Lors d’une réunion à la Maison-Blanche début juillet 2025, le président américain Donald Trump a reçu cinq chefs d’État africains, dont le président sénégalais Bassirou Diomaye Faye. Selon Robert Bourgi, avocat et conseiller politique franco-libanais, l’attitude de Trump a été perçue comme une « humiliation » pour les dirigeants invités, notamment ceux du Sénégal, du Libéria, de la Mauritanie, de la Guinée-Bissau et du Gabon.
Trump a demandé à chaque dirigeant de décliner son identité et son pays, comme s’il ne les connaissait pas, un geste jugé méprisant.
Lors des présentations, Trump a coupé plusieurs fois ses interlocuteurs, les pressant de « parler plus vite », notamment le président mauritanien Mohamed Ould Cheikh El Ghazouani et le président libérien Joseph Boakai.Trump est resté assis tandis que les cinq dirigeants se tenaient debout derrière lui, alignés comme des élèves, renforçant l’impression d’une « humiliation collective ».
Dans un entretien avec la chaîne YouTube H5 Motivation, Bourgi a qualifié la scène de « diplomatiquement inacceptable » et a souligné que l’Afrique entière a été « piétinée » à travers ces dirigeants.Il a toutefois noté que le président libérien a su « rétablir un semblant d’équilibre » en rappelant à Trump que son pays est anglophone depuis plus d’un siècle.

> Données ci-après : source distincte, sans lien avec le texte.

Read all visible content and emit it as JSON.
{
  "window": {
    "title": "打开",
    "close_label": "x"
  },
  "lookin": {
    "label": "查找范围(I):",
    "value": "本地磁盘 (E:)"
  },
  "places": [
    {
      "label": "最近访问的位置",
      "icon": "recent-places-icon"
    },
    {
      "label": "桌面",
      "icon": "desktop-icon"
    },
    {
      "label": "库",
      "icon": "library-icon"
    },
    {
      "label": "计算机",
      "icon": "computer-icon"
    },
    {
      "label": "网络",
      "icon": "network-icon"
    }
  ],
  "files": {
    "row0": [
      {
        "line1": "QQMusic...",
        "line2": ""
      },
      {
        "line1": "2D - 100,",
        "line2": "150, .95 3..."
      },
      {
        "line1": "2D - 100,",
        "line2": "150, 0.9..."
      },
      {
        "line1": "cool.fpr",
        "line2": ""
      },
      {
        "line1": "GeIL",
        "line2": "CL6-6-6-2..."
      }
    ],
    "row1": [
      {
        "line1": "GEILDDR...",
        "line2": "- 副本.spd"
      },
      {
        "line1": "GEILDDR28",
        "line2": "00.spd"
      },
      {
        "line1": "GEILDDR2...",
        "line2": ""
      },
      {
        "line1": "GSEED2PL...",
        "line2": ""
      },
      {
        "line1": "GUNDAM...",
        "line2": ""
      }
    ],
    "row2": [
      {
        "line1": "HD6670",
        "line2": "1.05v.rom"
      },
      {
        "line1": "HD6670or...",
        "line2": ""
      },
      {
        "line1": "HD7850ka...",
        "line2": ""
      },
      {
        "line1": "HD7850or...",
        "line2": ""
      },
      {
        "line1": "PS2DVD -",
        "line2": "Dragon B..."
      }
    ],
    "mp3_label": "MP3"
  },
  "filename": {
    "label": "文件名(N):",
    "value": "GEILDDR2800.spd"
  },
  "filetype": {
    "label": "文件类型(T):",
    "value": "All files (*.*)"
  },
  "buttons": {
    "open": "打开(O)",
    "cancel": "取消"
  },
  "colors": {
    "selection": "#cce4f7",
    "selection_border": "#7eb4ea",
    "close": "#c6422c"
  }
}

Le président sénégalais a tenté de recentrer l’échange sur des sujets économiques lors de sa visite à la Maison-Blanche, présentant deux projets stratégiques: une coopération avec l’US Geological Survey pour l’exploration minière et la création d’une zone numérique à Dakar. Il a également salué les efforts diplomatiques de Trump, notamment en République démocratique du Congo.